La nouvelle Constitution dont le Burkina veut se doter (le projet sera soumis à référendum à une date indéterminée) était, selon Soma, « l’occasion de faire des réformes en profondeur ». En tant que président de la Société burkinabè de droit constitutionnel, il a participé à son élaboration. Mais il estime que le projet n’est pas assez ambitieux. « Le texte aurait dû mieux prendre en compte les réalités sociales et géopolitiques. J’ai l’impression que tout ce qui comptait, c’était effacer l’image de Blaise Compaoré », regrette-t-il. Lui aurait souhaité que certains droits (tel celui à l’alimentation) soient constitutionnalisés, tout comme la représentativité des régions, entre autres.

« Le Burkina Faso a une gouvernance déséquilibrée au niveau du genre, de l’âge, des régions et des religions. C’est la cause de tous nos problèmes. Nous devons faire en sorte que tout le monde se sente pris en compte », insiste le professeur. Il propose un gouvernement de treize ministres issus de chacune des régions. Il promet également de respecter la parité entre hommes et femmes, ainsi qu’entre jeunes et moins jeunes, dans la composition des organes de l’État.

Sur le plan économique, il dit s’inscrire dans une logique de « dualisme idéologique », en combinant libéralisme et socialisme. « En ce qui concerne l’alimentation, la santé, la sécurité, l’eau et l’éducation, l’État garantira un minimum aux citoyens pour assurer un filet de sécurité antipauvreté. Pour le reste, l’industrie et les mines par exemple, nous appliquerons le libéralisme. »

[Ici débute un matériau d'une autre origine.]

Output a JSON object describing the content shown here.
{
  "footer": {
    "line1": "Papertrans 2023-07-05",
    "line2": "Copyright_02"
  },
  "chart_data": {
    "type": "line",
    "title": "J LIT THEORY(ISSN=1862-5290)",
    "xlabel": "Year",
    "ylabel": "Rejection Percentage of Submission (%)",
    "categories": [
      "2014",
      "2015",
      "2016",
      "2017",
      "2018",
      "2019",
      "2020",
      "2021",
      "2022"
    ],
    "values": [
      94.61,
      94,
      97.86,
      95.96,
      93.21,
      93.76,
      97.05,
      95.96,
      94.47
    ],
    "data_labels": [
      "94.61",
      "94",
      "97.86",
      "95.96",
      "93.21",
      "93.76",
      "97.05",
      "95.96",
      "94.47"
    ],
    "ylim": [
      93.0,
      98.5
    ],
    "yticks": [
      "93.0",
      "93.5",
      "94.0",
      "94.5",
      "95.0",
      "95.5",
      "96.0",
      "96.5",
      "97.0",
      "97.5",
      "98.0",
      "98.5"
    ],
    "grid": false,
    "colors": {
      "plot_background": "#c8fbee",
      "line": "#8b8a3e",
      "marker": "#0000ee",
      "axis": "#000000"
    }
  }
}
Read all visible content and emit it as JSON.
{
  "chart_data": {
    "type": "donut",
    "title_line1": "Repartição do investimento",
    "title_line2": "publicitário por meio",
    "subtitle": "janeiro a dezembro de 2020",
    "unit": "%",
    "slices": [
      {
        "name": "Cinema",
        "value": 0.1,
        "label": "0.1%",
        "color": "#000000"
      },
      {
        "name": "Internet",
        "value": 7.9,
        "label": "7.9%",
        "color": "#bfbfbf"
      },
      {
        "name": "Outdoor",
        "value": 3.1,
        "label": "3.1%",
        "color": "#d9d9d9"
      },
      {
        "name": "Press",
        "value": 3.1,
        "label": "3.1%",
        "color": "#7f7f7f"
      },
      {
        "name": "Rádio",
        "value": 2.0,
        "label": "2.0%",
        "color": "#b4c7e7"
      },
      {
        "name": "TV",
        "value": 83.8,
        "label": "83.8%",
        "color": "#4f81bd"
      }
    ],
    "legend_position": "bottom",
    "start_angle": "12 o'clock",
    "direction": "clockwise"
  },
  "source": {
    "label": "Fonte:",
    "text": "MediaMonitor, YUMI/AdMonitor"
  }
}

La présidentielle et les législatives de 2020 se dérouleront dans un contexte sécuritaire marqué par des attaques terroristes et des violences intercommunautaires. Depuis 2015, elles ont fait environ 750 morts et près de 560 000 déplacés, faisant peser des doutes sur la tenue des scrutins sur toute l’étendue du territoire. « Il est de la responsabilité du gouvernement de garantir à tous les Burkinabè qui le souhaitent la possibilité de voter », conclut Soma.